Whether to adopt the exact grand jury process used in civilian jurisdictions, or if military necessity requires a modified application (and if so, to what extent should the modification be), is an interesting topic for another day. However, the preceding discussion concerning a nearly 120 year old precedent largely unquestioned in military and civilian legal circles demonstrates the relevance, and importance, of military legal history to modern debate. And there is no shortage of modern debate concerning the application of military justice.[14]


[1] This is a very summarized discussion of Article 32. For the interested reader, there is a good deal of commentary on this hearing. Over the life of this blog, articles I have found will be added to the bibliography.

[2] 483 U.S. 435, 454 (1987) (Marshall, J., joined by Brennan, J., and, in all but the last paragraph, Blackmun, J.) (citations omitted) (emphasis added).

[3] For ease, I rely here on the comments in the editorial notes of the Lexis opinion detailing the facts of the case, rather than following the traditional practice of finding and citing the lower court opinion.
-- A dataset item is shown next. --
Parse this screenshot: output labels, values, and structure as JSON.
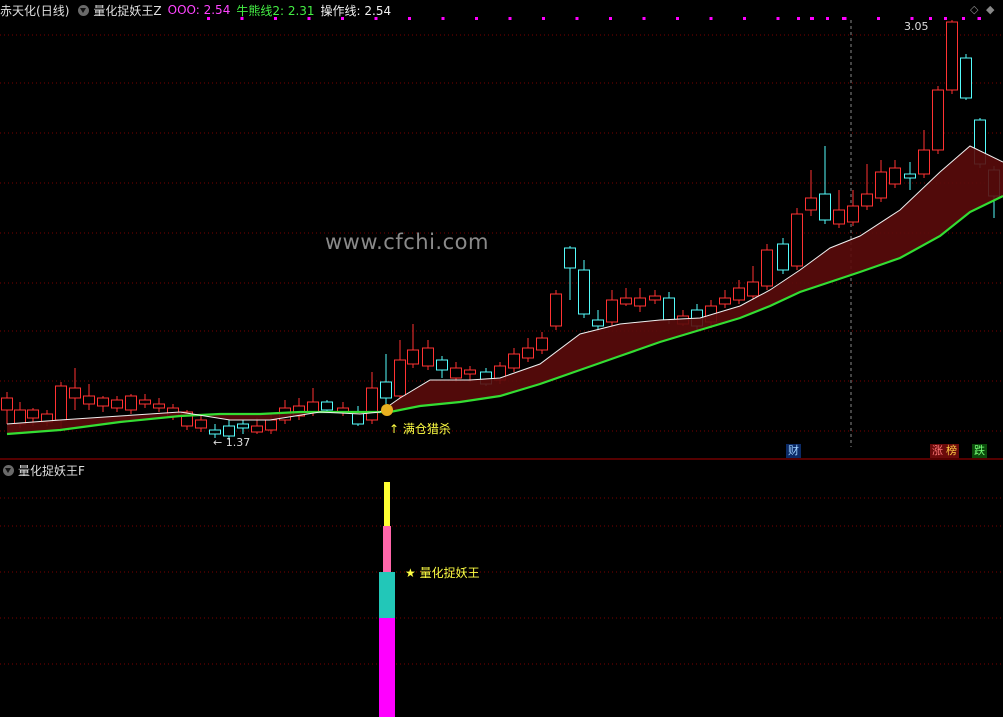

[4] Johnson v. Sayre, 158 U.S. 109, 114 (1895).

[5] Id. at 114-15.

[6] Id. at 115.

[7] Id.

[8] Idl at 118.

[9] John F. O’Connor, The Origins and Application of the Military Deference Doctrine, 35 Ga. L. Rev. 161 (2000).

[10] Id. at 164.

[11] Id. at 166.

[12] Toth v. Quarles, 350 U.S. 11, 23 (1955). This ruling might have become a bit more complicated by relatively recent events. See United States v. Ali, 71 M.J. 256 (C.A.A.F. 2012) (examining Congress’s amendment to 10 U.S.C. § 802 re-granting court-martial jurisdiction over civilians accompanying an armed force in the field during a time of war or contingency operation.)
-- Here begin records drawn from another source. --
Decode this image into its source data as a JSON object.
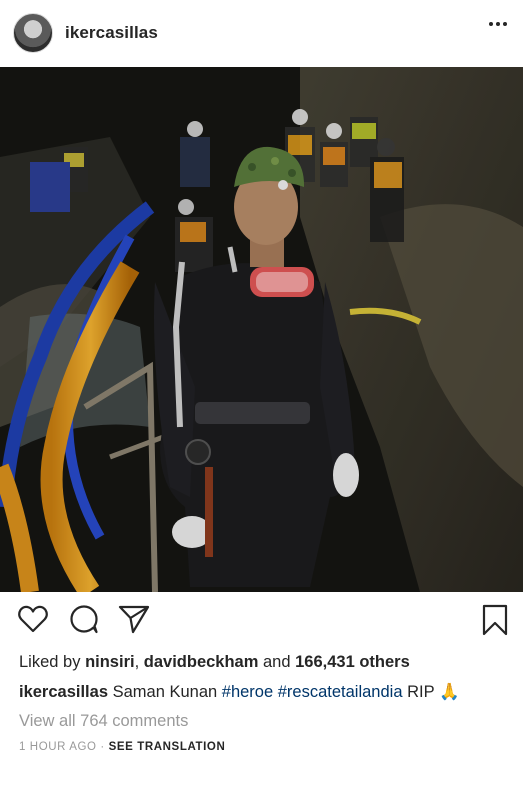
{
  "post": {
    "username": "ikercasillas",
    "more_icon": "ellipsis-icon"
  },
  "photo": {
    "alt": "Diver in wetsuit with mask and headlamp in a dark cave with rescue workers in helmets and vests behind him"
  },
  "actions": {
    "like_icon": "heart-icon",
    "comment_icon": "comment-icon",
    "share_icon": "paper-plane-icon",
    "save_icon": "bookmark-icon"
  },
  "likes": {
    "prefix": "Liked by",
    "user1": "ninsiri",
    "sep": ",",
    "user2": "davidbeckham",
    "and": "and",
    "count": "166,431 others"
  },
  "caption": {
    "username": "ikercasillas",
    "text": "Saman Kunan",
    "tag1": "#heroe",
    "tag2": "#rescatetailandia",
    "tail": "RIP",
    "emoji": "🙏"
  },
  "comments": {
    "view_all": "View all 764 comments"
  },
  "meta": {
    "time": "1 HOUR AGO",
    "dot": "·",
    "see_translation": "SEE TRANSLATION"
  },
  "colors": {
    "text": "#262626",
    "muted": "#999999",
    "hashtag": "#003569"
  }
}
[13] Two particular texts I like, though certainly not exclusive, is Justice Scalia’s and Bryan Garner’s text, Reading Law: The Interpretation of Legal Texts, and Chief Judge Katzmann’s text, Judging Statutes, which includes a challenge to Justice Scalia’s approach to textual interpretation.

[14] One need only perform an online search of military justice news to become fully acquainted with the current debate on military criminal prosecutions.